2006 : WHAT IS YOUR DANGEROUS IDEA?

rodney_a_brooks's picture
Panasonic Professor of Robotics (emeritus); Former Director, MIT Computer Science and Artificial Intelligence Lab (1997-2007); Founder, CTO, Robust.AI; Author, Flesh and Machines
Being alone in the universe

The thing that I worry about most that may or may not be true is that perhaps the spontaneous transformation from non-living matter to living matter is extraordinarily unlikely. We know that it has happened once. But what if we gain lots of evidence over the next few decades that it happens very rarely.

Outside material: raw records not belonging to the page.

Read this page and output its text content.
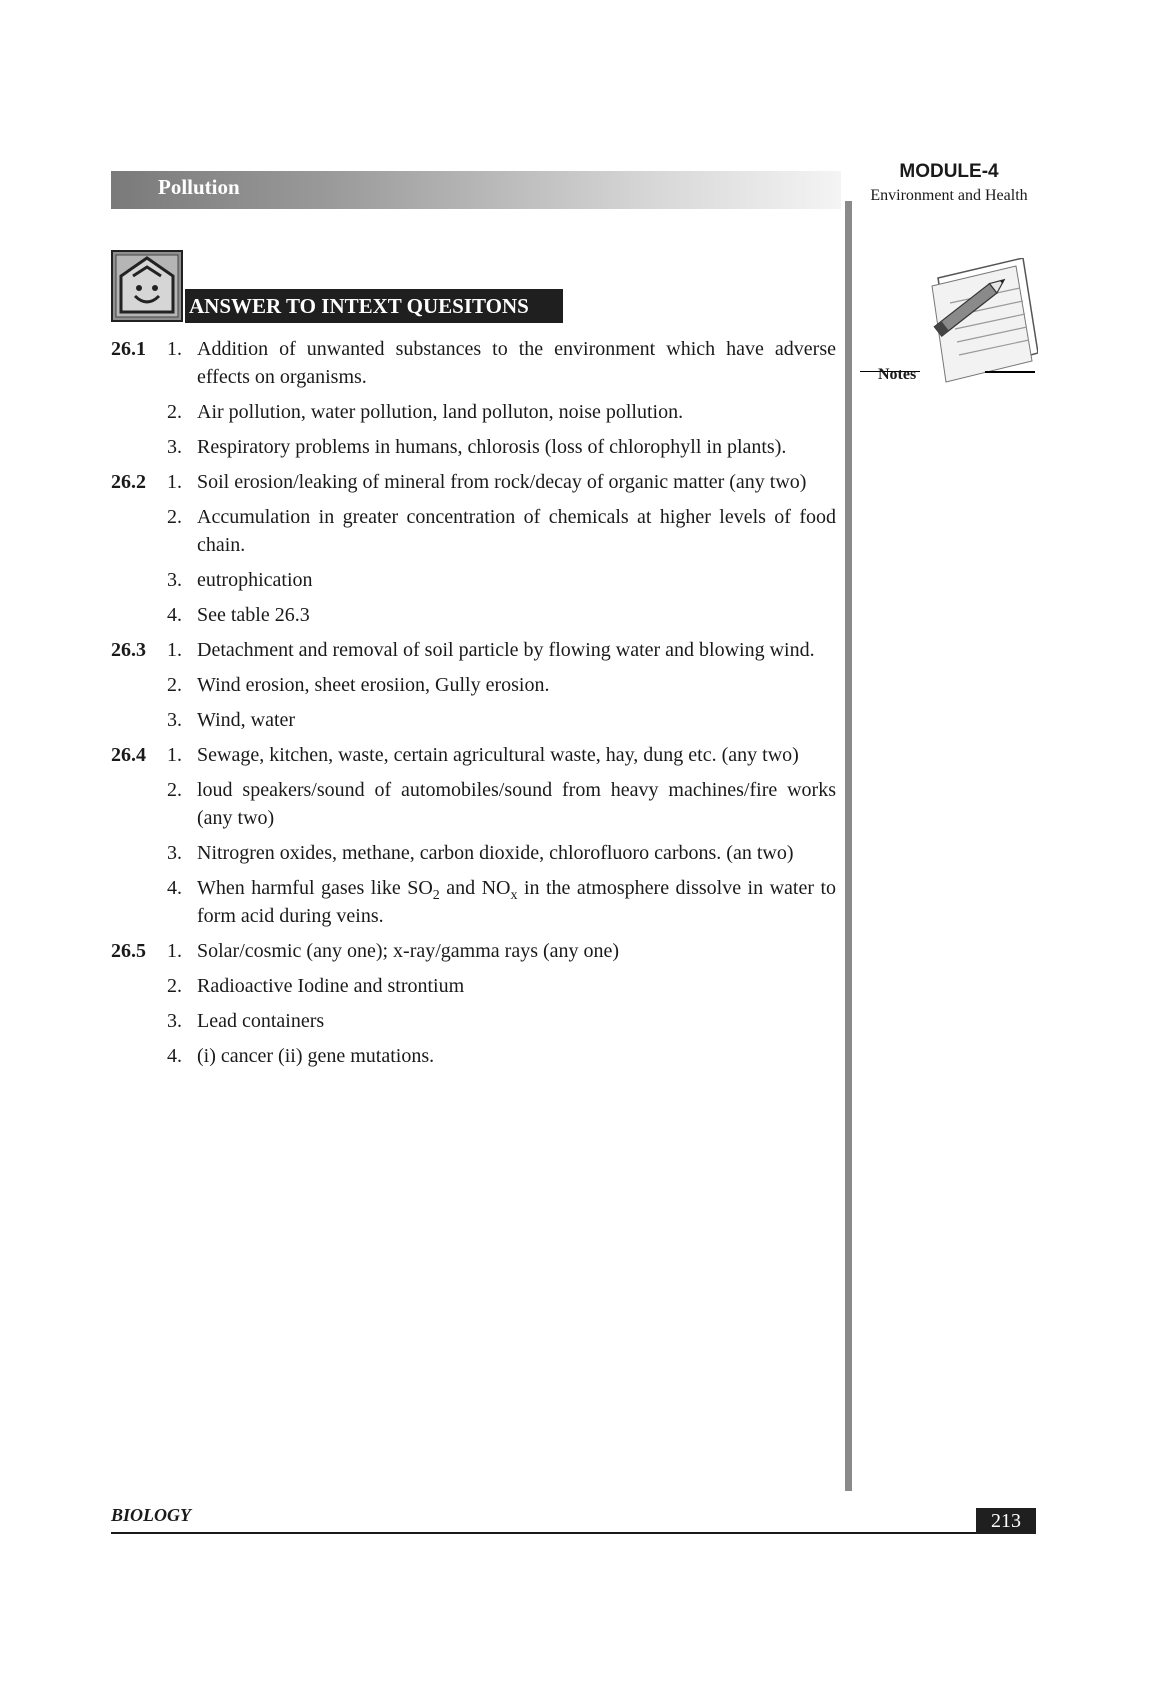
Pollution
MODULE-4
Environment and Health
Notes
ANSWER TO INTEXT QUESITONS
26.1 1. Addition of unwanted substances to the environment which have adverse effects on organisms.
2. Air pollution, water pollution, land polluton, noise pollution.
3. Respiratory problems in humans, chlorosis (loss of chlorophyll in plants).
26.2 1. Soil erosion/leaking of mineral from rock/decay of organic matter (any two)
2. Accumulation in greater concentration of chemicals at higher levels of food chain.
3. eutrophication
4. See table 26.3
26.3 1. Detachment and removal of soil particle by flowing water and blowing wind.
2. Wind erosion, sheet erosiion, Gully erosion.
3. Wind, water
26.4 1. Sewage, kitchen, waste, certain agricultural waste, hay, dung etc. (any two)
2. loud speakers/sound of automobiles/sound from heavy machines/fire works (any two)
3. Nitrogren oxides, methane, carbon dioxide, chlorofluoro carbons. (an two)
4. When harmful gases like $SO_2$ and $NO_x$ in the atmosphere dissolve in water to form acid during veins.
26.5 1. Solar/cosmic (any one); x-ray/gamma rays (any one)
2. Radioactive Iodine and strontium
3. Lead containers
4. (i) cancer (ii) gene mutations.
BIOLOGY	213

In my lifetime we can expect to examine the surface of Mars, and the moons of the gas giants in some detail. We can also expect to be able to image extra-solar planets within a few tens of light years to resolutions where we would be able to detect evidence of large scale biological activity.

What if none of these indicate any life whatsoever? What does that do to our scientific belief that life did arise spontaneously. It should not change it, but it will make it harder to defend against non-scientific attacks. And wouldn't it sadden us immensely if we were to discover that there is a vanishing small probability that life will arise even once in any given galaxy.

Being alone in this solar system will not be such a such a shock, but alone in the galaxy, or worse alone in the universe would, I think, drive us to despair, and back towards religion as our salve.